Nicole Atkins Bares Her Soul at The Rubin Museum

August 9, 2016 by

Friday, August 5, 2016 marked Nicole Atkins’ fifth visit to The Rubin Museum’s Naked Soul Series. As much as Brooklyn Roads enjoyed her December 2014 show there, she appeared to be more relaxed and delightfully chattier this time around, while her voice sounded as strong and evocative as ever.

Nicole Press Pic_08-08-16

Nicole Atkins/photo courtesy of Girlie Action Media

Atkins performed a generous 14-song set that wove material from her first three albums with new songs from a fourth album she is currently working on (for which she has just launched a Pledge Music campaign). Accompanied throughout the evening only by pianist Dave “Moose” Sherman, she opened, appropriately, with “Neptune City,” the mixed-emotion tribute to her home town that first caught the attention of radio program directors. After strong renditions of “War Is Hell,” “Love Surreal” and “Who Killed the Moonlight,” Atkins launched into a trio of new songs, beginning with “A Little Crazy,” a moving heart-breaking love-gone-wrong ballad she co-wrote with Chris Isaak. “This is what the new album should sound like,” she told the audience.

Slow Phaser album cover

Nicole Atkins-Slow Phaser -album art

The Naked Soul Series asks performers to select three of the Tibetan art-focused museum’s pieces, projected on a screen at the back of the stage, and tie each of them into a song. The best of these was “Above As Below,” the haunting closing track from her current album, Slow Phaser, sung by Atkins as Mahakala, the Hindu god of death, loomed behind her.
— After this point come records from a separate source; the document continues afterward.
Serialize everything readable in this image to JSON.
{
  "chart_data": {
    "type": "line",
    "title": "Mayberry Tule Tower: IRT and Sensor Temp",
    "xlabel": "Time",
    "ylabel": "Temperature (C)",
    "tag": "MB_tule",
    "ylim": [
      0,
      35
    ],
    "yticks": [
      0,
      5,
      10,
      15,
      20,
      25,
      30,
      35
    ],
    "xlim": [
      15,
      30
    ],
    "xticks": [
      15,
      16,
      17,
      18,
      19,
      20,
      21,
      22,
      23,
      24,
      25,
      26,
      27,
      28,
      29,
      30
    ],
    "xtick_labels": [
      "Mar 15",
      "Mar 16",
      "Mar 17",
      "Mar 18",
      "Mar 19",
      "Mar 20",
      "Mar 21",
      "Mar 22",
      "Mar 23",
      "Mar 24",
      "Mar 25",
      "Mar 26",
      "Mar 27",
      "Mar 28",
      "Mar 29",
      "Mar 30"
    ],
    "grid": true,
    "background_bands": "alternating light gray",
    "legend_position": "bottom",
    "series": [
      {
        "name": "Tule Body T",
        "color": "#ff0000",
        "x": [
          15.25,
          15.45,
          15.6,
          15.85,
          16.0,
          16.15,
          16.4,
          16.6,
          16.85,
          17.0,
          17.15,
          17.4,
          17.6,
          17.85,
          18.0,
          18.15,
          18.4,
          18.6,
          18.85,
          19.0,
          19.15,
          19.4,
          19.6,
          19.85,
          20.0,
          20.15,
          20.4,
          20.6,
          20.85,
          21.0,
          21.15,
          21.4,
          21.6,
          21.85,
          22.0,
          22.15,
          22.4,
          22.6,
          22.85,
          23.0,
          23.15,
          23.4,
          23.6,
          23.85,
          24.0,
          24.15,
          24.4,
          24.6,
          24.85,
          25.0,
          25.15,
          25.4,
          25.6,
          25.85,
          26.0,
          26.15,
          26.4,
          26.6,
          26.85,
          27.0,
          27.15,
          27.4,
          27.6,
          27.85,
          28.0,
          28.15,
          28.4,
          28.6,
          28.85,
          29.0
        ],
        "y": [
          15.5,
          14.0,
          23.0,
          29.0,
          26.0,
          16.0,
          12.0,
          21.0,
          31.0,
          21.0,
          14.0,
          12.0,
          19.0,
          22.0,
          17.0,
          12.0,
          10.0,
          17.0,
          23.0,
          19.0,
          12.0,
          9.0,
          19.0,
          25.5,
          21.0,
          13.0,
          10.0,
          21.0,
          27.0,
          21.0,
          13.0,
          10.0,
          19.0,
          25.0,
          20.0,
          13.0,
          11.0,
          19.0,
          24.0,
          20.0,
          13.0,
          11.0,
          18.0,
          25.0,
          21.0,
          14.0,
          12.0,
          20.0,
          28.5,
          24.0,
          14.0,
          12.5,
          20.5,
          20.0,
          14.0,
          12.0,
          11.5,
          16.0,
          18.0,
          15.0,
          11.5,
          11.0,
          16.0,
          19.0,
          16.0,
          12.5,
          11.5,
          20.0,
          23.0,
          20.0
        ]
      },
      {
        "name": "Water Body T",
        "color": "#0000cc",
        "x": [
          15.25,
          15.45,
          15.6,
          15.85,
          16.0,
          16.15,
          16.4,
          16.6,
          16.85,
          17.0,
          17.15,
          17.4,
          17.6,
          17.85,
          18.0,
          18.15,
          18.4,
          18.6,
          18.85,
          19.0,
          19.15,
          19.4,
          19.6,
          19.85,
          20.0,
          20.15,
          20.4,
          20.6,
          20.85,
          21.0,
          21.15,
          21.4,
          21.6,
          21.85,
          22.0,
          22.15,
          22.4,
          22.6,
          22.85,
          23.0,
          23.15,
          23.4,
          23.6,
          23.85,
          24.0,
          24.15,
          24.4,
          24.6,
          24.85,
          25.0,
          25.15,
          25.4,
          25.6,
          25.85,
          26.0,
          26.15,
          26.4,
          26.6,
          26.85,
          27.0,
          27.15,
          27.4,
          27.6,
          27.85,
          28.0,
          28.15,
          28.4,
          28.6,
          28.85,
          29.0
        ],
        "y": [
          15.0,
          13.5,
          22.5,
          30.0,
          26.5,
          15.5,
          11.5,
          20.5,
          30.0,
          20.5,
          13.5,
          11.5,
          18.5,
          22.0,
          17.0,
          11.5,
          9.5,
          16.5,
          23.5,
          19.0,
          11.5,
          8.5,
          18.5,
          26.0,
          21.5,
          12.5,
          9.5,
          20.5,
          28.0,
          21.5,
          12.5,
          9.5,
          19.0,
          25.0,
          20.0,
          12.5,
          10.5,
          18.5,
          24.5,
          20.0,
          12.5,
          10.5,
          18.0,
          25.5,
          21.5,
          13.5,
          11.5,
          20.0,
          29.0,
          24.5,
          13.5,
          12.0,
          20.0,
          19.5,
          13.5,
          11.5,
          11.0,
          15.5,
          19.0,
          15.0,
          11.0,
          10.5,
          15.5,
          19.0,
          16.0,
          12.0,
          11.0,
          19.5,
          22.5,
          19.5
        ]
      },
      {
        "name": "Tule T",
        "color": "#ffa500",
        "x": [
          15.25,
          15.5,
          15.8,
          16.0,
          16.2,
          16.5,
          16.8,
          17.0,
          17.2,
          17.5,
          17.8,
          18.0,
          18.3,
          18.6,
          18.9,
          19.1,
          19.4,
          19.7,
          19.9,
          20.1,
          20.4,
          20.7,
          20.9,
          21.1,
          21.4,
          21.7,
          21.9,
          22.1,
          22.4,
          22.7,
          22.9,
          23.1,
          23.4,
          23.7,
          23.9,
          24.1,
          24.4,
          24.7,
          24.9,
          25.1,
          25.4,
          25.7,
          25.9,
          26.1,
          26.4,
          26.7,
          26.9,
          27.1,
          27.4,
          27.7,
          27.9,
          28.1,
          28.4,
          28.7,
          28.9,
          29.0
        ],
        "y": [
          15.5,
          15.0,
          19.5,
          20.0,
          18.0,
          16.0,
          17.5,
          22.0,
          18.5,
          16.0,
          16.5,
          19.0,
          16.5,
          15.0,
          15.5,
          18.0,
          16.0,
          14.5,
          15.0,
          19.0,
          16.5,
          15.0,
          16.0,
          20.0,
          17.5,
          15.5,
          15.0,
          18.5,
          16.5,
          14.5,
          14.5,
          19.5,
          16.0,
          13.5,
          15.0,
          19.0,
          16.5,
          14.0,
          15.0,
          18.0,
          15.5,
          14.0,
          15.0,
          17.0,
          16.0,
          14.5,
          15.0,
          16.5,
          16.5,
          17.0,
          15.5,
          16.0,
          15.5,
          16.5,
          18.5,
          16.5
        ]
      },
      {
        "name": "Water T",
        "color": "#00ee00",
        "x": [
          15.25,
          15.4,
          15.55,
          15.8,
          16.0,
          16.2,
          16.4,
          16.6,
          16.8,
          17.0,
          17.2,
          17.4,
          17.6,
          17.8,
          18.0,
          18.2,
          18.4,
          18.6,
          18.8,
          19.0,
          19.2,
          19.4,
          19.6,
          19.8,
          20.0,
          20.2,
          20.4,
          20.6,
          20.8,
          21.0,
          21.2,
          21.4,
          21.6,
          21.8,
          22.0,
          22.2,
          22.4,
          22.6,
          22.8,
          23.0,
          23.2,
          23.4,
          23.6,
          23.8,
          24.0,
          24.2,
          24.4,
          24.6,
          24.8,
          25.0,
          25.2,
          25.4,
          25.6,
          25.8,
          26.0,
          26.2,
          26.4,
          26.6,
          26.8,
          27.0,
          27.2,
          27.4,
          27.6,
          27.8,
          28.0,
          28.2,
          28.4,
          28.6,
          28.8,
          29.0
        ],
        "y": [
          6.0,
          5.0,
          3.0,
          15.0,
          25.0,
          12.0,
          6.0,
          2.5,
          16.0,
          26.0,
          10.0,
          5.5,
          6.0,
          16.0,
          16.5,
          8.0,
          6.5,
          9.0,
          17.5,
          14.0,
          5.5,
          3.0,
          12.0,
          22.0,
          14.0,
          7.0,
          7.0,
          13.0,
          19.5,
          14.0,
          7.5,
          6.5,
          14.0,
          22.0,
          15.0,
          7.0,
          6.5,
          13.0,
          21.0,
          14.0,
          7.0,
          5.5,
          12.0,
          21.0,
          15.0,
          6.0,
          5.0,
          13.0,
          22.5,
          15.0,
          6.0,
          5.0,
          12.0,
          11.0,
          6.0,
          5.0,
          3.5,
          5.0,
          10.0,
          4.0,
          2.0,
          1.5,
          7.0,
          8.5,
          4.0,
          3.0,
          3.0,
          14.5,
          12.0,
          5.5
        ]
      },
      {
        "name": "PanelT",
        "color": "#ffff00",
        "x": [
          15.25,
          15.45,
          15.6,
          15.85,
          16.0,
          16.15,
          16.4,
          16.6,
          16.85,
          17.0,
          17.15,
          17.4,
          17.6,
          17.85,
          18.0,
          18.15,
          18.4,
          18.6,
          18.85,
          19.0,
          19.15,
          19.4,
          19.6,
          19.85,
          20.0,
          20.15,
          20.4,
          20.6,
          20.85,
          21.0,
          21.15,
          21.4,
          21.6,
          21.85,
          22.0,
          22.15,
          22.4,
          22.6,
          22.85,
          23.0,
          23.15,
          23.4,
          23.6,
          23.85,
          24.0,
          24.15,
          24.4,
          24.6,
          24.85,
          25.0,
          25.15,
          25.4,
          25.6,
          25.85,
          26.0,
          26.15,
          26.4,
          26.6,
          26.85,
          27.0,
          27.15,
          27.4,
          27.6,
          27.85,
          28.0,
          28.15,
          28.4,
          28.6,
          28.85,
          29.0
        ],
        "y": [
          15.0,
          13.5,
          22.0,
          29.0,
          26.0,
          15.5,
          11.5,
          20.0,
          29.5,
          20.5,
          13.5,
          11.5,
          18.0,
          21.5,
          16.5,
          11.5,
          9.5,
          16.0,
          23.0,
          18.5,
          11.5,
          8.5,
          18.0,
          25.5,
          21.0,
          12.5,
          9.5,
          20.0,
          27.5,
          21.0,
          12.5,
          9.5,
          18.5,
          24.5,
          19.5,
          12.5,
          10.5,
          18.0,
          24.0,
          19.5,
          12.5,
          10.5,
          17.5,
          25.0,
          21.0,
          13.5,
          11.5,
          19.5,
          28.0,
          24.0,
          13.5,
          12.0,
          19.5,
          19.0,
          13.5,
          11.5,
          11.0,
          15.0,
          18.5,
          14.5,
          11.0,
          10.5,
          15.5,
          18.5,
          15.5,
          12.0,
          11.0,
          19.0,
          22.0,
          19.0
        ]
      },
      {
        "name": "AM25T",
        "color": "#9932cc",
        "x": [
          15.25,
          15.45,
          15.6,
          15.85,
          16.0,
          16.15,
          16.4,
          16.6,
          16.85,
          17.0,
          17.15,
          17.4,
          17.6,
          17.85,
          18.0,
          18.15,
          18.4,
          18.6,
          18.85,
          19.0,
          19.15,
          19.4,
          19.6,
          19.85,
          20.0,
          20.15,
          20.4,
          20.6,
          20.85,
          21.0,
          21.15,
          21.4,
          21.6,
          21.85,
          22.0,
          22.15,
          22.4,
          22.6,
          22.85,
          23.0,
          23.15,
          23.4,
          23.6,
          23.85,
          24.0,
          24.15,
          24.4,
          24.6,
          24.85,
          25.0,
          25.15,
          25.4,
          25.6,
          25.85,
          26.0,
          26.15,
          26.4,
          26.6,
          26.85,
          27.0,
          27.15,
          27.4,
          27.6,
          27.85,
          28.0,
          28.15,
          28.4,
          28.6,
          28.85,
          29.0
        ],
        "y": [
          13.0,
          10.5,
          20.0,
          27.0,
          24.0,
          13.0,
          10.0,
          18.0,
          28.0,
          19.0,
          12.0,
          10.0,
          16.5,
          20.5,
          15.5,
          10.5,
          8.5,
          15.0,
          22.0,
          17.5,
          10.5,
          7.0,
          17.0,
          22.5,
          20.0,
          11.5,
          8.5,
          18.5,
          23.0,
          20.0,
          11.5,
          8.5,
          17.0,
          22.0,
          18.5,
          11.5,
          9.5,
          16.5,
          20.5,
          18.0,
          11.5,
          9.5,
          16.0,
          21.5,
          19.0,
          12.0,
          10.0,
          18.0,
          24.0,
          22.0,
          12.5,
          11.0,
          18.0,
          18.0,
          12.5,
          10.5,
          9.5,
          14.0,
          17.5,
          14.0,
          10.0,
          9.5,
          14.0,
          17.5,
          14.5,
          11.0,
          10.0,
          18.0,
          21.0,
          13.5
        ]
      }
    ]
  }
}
Other highlights included “Cool People,” for which she coaxed the crowd into singing the title refrain, and a new tune she wrote with Sherman, “I Love Living Here Even When I Don’t.” We couldn’t help thinking that the latter might have been inspired, in part at least, by her 10-plus years living in Brooklyn. (She wrote most of her first three albums here and recorded all of Mondo Amore at Seaside Lounge in Park Slope).

Atkins closed the evening by covering Roy Orbison, an artist to whom she has been compared. She deftly managed to make “In Dreams” all her own while remaining faithful to the original. She had originally planned to end with the Beach Boys’ “Surf’s Up,” but felt she and Sherman hadn’t had time to properly rehearse the complex Brian Wilson – Van Dyke Parks opus. “Too many words,” she joked. We look forward to hearing this at a future concert or, perhaps, on her forthcoming album.